Я передал ему наш разговор. Впечатление у меня осталось такое, будто откровенность Ястребцова была предназначена для меня лично и каждое его слово было преднамеренно с начала и до конца.

— Так-то так, — задумчиво ответил Фёрстер, — возможно, что наступил ваш черед испытать таинственное ястребцовское воздействие. Но тут есть еще одно важное обстоятельство…

— Какое?

— Не похожи его речи на выдумку. Скажу вам все, что думаю, Сергей Иванович. И вы, и я одинаково боимся фантастики, но не надлежит нам прятать от нее голову под крыло, если уж она возникла в нашем поле зрения. Рассмотрим факты. Не производит ли Ястребцов на вас впечатление двойственное?

— Пожалуй.

— А характер этой двойственности не похож ли на движение луча при переходе из одной среды в другую? Поймите меня хорошенько: его поступки, слова, речи, выходя из него — ну, скажем, по прямой линии, — внезапно преломляются, меняют направление и, как-то этак искривившись, попадают вбок, на слушателя. Он начинает непосредственно с себя, со своих личных состояний и кончает непременно состояниями другого, называет ли он его или не называет. Так ведь?

— Я думал об этом еще вчера.

— Превосходно. Мы можем предположить, что такова его тактика. Но зачем? С какой целью приехать в лечебницу и мутить больных? — согласитесь, это задача не человеческая. Когда ж ее перенесли и на врачей — она становится странным сумасшествием. Я склонен думать, что Ястребцов не преднамерен или, если хотите, не виноват.

— Но тогда болен?

— Сказать это трудно. Мне ясно одно: мы должны ухватиться за его двойственность. Он начинает искренне. Все, что он говорит о своей болезни, замечательно предметно и точно. Это не похоже на сочинение, — ведь этакого из головы не сочинить. Но где-то, в какой-то точке искренность его пресекается. Будто посторонний вырывает вожжи у него из рук и начинает гнать лошадей в другую сторону.

— Да, да!

— И эта сторона — заметьте себе — всякий раз не индивидуальна, не лична. Она… она, думается мне, вовсе и не ястребцовская, а чужая. Она похожа на основное психическое состояние того, кто говорит в данную минуту с Ястребцовым. Помните, вы однажды выразились аналогично: «Ястребцов усугубляет в каждом его индивидуальный соблазн». Усугубляет, а не создает!

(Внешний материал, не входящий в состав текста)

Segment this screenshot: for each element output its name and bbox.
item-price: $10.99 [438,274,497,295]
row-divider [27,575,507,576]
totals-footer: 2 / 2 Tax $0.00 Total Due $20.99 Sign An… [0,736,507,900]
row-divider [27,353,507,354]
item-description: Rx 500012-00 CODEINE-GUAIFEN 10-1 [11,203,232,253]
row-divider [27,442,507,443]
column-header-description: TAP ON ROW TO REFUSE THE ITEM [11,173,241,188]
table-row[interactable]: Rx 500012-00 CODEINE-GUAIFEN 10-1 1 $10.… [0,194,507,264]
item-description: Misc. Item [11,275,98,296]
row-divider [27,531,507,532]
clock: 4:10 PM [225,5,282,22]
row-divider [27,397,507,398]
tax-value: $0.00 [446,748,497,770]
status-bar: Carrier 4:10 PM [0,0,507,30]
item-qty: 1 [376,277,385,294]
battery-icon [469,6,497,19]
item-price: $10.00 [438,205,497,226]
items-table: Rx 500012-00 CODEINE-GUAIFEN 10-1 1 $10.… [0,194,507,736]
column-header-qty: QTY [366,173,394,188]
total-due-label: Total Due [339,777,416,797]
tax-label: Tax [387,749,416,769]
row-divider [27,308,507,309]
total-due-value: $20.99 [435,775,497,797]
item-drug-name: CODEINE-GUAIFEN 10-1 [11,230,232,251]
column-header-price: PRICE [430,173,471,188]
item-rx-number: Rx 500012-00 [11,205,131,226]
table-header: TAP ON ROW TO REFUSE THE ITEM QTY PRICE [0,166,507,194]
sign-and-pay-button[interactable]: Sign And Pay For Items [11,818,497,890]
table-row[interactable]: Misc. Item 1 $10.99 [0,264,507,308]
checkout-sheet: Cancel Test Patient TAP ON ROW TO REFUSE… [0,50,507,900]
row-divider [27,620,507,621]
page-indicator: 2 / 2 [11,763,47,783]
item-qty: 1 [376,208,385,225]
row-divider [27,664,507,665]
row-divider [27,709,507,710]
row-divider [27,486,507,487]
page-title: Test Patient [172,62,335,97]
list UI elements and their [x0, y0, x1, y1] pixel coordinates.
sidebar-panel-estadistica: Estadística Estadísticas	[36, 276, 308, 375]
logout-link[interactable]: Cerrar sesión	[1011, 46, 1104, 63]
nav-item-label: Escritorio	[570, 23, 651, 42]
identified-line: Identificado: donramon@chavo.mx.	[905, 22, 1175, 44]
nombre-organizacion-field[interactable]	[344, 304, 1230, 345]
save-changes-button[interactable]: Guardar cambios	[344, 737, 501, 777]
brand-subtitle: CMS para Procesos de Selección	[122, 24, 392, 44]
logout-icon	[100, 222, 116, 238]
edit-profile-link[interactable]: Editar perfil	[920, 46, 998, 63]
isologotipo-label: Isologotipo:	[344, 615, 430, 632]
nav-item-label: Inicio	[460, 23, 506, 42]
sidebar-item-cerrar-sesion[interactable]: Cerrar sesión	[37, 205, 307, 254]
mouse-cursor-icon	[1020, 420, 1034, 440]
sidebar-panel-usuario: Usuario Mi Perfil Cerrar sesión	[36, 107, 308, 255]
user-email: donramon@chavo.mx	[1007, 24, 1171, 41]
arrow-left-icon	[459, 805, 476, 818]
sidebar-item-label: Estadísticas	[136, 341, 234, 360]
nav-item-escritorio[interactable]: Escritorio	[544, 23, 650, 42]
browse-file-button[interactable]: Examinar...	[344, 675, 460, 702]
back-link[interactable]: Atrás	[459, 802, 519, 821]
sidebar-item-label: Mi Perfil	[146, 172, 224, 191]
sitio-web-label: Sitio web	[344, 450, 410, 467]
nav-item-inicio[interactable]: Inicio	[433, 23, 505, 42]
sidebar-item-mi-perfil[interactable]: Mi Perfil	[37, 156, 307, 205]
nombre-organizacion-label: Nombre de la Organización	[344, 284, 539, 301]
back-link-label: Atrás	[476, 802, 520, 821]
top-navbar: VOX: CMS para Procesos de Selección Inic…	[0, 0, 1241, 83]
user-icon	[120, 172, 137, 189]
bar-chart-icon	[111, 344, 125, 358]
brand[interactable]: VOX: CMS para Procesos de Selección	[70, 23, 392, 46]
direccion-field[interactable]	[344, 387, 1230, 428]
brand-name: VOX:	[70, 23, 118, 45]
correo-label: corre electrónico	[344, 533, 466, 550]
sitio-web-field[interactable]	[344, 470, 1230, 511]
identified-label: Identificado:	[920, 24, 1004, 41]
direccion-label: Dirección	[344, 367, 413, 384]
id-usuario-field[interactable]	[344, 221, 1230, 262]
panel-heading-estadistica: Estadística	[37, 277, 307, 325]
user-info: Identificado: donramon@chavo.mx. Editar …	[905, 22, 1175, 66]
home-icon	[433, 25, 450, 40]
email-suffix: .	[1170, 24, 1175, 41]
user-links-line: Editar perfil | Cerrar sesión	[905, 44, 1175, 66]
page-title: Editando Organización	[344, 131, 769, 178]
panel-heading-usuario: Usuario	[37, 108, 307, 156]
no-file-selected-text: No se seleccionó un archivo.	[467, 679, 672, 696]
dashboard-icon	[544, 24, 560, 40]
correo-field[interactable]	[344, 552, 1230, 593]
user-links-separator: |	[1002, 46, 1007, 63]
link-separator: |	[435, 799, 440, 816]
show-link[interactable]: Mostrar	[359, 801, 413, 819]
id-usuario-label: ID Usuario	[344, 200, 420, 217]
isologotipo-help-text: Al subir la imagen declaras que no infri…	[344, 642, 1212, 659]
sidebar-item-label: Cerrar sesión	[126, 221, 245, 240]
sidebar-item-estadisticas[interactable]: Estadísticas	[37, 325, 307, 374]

Я невольно повесил голову. Фёрстер внимательно взглянул на меня и продолжал:

— Спрашивается теперь, кто или что вырывает у него из рук вожжи? И есть ли у этого «некоего» своя злая воля?

— Карл Францевич!

— Мой мальчик, да ведь надо же привести все в ясность. Я убежден, что злой воли нет и даже «некоего» нет. Ибо тогда налицо было бы нечто его собственное. А происходит лишь такая внутренняя драма: до известного момента Ястребцов действует от себя; он говорит и чувствует вполне искренне, непосредственно, убежденный, что никакой человек, никакое явление не могут оказать на него ни малейшего влияния. А на самом-то деле именно в эти минуты весь его аппарат восприятия, незаметно для него, окрашивается в цвет, в настроенье, в душевную тональность, что ли, того человека, с которым он разговаривает. Иначе сказать, не «полная невосприимчивость» к внешнему миру, как он сам думает, а полная, абсолютная восприимчивость, как у художника, что ли, наделенного ненормальной чувствительностью, отзывчивостью…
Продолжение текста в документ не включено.